In any case pre-sorting by a relevancy estimate can help with low max_inners. Maybe by decreasing popularity.

Once this land I'll try to properly package / version & publish this. It's long due :)

jeancroy commented 7 years ago

Another issue is fooling the user into thinking search is instant, when in reality we just suspend the search operation until user pause typing. The idea is that some search results will be immediately discarded with the next character typed so we may as well prevent the search from happening.

This is called debounce and one challenge is finding the proper debounce delay across machines and search tasks. My preferred approach is trying to learn the proper delay (adaptive) .

I do have an async api and instead of

    var fs = new FuzzySearch({source:books, keys:["title","author"] });
    results = fs.search(query)

You can use something like

    var fs = new FuzzySearch({source:books, keys:["title","author"] });
    var interactive_search = FuzzySearch.getInteractive();

    var callback = function(results){ /* do something with results */ }
    var suppressed_cb = function(cached_results){/*the search has been cancelled, you can do something with previous results */}
    var immediate_cb = delayed_cb = callback ;  /* we allow to distinguish between searches that happens immediately and those that happens after keyboard return to calm */

    // on key press
    interactive_search(query, immediate_cb,  suppressed_cb, delayed_cb)    

The callback api is a bit strange but it follow the twitter typeahead convention.

There a callback if the search was immediate immediate_cb and another one if we waited for the keyboard to calm down before we did the search delayed_cb. It's ok for those two to be the same.

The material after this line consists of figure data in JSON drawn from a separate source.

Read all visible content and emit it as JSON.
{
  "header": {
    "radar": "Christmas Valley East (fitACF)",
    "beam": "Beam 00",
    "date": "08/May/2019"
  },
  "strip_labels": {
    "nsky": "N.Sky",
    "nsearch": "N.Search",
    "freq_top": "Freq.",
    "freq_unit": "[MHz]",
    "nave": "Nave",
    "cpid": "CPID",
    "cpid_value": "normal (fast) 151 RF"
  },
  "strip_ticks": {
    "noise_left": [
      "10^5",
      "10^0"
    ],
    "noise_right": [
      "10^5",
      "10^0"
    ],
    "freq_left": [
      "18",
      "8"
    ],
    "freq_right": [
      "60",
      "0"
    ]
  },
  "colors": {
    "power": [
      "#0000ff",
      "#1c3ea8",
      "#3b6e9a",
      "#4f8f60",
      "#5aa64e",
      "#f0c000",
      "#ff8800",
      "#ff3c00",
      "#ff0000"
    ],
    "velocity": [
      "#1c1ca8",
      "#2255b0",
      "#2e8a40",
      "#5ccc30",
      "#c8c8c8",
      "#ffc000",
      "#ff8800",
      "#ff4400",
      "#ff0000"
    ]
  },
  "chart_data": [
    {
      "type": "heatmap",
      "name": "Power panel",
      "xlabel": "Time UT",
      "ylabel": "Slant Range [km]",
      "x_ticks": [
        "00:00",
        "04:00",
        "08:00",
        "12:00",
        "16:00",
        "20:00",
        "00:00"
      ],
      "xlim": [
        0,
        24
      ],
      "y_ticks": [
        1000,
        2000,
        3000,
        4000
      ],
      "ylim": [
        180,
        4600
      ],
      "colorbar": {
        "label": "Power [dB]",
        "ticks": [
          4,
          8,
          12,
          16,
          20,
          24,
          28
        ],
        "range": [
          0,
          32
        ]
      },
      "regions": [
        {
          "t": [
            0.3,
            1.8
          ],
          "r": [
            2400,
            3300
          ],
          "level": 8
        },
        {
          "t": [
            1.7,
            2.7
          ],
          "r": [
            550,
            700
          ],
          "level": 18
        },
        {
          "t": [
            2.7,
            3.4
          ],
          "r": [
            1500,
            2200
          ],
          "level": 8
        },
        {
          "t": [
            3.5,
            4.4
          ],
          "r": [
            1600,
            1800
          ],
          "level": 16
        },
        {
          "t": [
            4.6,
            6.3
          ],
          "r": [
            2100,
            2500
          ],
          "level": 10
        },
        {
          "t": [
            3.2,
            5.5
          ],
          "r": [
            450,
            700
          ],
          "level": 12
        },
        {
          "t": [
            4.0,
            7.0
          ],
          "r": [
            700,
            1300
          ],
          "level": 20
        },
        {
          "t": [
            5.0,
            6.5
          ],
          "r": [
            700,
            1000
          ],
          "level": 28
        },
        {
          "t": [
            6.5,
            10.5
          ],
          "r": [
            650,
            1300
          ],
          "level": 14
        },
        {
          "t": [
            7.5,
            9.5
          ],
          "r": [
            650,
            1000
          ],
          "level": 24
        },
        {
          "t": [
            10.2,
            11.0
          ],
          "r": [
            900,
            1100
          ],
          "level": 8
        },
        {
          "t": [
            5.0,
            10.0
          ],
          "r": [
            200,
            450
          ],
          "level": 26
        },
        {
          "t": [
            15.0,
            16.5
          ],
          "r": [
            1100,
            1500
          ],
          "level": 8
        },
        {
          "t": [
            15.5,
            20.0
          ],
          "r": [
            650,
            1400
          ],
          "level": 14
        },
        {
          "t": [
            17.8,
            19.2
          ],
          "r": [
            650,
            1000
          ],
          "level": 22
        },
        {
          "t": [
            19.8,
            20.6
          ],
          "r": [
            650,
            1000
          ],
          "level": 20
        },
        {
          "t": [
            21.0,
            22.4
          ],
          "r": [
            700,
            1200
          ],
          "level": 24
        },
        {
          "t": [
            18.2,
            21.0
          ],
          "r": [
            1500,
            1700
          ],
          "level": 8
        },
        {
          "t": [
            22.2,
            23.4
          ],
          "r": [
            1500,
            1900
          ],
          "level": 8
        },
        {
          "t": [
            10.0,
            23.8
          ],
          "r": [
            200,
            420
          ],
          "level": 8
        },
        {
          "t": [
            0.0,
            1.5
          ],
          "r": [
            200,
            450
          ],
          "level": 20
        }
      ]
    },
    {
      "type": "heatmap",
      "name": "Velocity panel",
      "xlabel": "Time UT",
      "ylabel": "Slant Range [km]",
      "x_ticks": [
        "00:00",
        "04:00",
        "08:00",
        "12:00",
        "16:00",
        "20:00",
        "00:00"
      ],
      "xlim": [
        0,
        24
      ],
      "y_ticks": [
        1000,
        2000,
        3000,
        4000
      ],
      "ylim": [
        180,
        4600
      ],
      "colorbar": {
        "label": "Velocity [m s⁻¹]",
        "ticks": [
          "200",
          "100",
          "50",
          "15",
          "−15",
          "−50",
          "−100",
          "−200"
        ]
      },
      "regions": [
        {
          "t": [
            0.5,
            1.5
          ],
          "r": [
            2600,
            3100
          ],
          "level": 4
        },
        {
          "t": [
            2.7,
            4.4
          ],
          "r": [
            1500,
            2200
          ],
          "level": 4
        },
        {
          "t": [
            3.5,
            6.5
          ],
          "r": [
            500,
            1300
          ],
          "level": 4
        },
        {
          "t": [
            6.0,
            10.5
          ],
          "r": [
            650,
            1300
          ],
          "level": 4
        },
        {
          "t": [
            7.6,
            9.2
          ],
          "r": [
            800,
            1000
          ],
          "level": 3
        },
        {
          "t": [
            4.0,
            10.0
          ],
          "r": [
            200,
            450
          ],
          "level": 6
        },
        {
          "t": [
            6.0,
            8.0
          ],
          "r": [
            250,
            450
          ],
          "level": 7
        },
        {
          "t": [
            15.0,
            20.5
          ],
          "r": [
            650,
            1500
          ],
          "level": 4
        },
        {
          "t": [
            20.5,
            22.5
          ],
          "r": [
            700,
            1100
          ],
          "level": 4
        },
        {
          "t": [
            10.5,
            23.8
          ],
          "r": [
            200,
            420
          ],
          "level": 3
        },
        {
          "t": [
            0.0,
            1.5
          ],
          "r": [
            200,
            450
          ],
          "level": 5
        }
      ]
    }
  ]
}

There is a callback to be notified if we skip a search. It's ok to be a do nothing function but it must be a function. It does have the previous results as argument.

I may allow a simpler api with a single callback given, and probably should document that part.

aguynamedben commented 7 years ago

@jeancroy Good call on those issues. It's going to take me a bit more time to get the backend of my application elegantly generating the 1mm records to test with, but I'm working on it full-force.

Quick question: Is there currently a way to serialize the FuzzySearch data structures so that I can efficiently save/reload the FuzzySearch object to disk? I'm building an Electron app, so once I index the 1mm records in FuzzySearch, it would be nice to persist the indexes across runs of the app vs. rebuilding it from scratch every time. I've seen other libraries instruct users to call JSON.stringify() on the object or a certain part of the object in order to safely export it.

I've been poking around the code, maybe it doesn't exist right now, but I thought I'd ask. Thanks again for all your guidance.

jeancroy commented 7 years ago

I've seen other libraries instruct users to call JSON.stringify() on the object or a certain part of the object in order to safely export it.

Assuming something like

    var fs = new FuzzySearch({source:books, keys:["title","author"] });

The main content exist in fs.index and maybe corresponding fs.nb_indexed So you could do something like this,

  var serialized = JSON.stringify(fs.index);
  //...
  var fs2 =   new FuzzySearch({keys:["title","author"] }); // do not set a source
 fs2.index = JSON.parse(serialized)
 fs2.nb_indexed = fs2.index.length

Thing like nb_indexed is an implementation detail and was introduced just last week. So I'd be in favor of adding an import / export index public api to fix up private things. Also the index is built using a specific set of keys so it make little sens to not package them together and just hope the user provide the same set of keys.